Lloyd Patterson

No. 10
- Position: Quarterback

Personal information
- Born: March 26, 1957 (age 68)
- Height: 5 ft 11 in (1.80 m)
- Weight: 175 lb (79 kg)

Career information
- High school: Hamilton (Memphis, Tennessee)
- College: Memphis State (1975–1978)

Career history
- Saskatchewan Roughriders (1979);

= Lloyd Patterson =

American gridiron football player (born 1957)

Lloyd Patterson (born March 26, 1957) is an American former professional football quarterback who played one season with the Saskatchewan Roughriders of the Canadian Football League (CFL). He played college football at Memphis State University.

==Early life and college==
Lloyd Patterson was born on March 26, 1957. He attended Hamilton High School in Memphis, Tennessee.

Patterson was a four-year letterman for the Memphis State Tigers of Memphis State University from 1975 to 1978. He completed 30 of 72 passes (41.7%) for 371 yards and seven interceptions as a true freshman in 1975 while also rushing for 168 yards and five touchdowns. In 1976, he recorded 87 completions on 178 passing attempts (48.9%) for 1,563 yards, 14 touchdowns, and six interceptions, and 103 rushing yards for seven touchdowns. His 8.8 yards per attempt was the highest among independents that year. Patterson completed 73 of 169 passes (43.2%) for 1,336 yards, nine touchdowns, and eight interceptions during the 1977 season while rushing for 138 yards and three touchdowns.
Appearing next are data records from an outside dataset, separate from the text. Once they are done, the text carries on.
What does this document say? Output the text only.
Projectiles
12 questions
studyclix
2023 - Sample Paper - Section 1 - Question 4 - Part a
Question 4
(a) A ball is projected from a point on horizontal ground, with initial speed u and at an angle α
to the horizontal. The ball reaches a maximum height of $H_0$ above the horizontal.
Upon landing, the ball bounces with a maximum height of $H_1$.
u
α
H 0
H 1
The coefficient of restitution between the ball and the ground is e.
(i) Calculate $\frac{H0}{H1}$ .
As a senior in 1978, he totaled 56 completions on 141 attempts (39.7%) for 931 yards, seven touchdowns, 13 interceptions, and four rushing touchdowns. He was inducted into the school's M Club Hall of Fame in 1996.

==Professional career==
Patterson played in nine games for the Saskatchewan Roughriders of the Canadian Football League in 1979, completing 40 of 113 passes (35.4%) for 533 yards, one touchdown, and 12 interceptions while also rushing for 109 yards and one touchdown.

==Personal life==
Patterson later started his own business, called J-Jireh Laundry and Cleaners, in Memphis. His son Lloyd also played for the Memphis Tigers.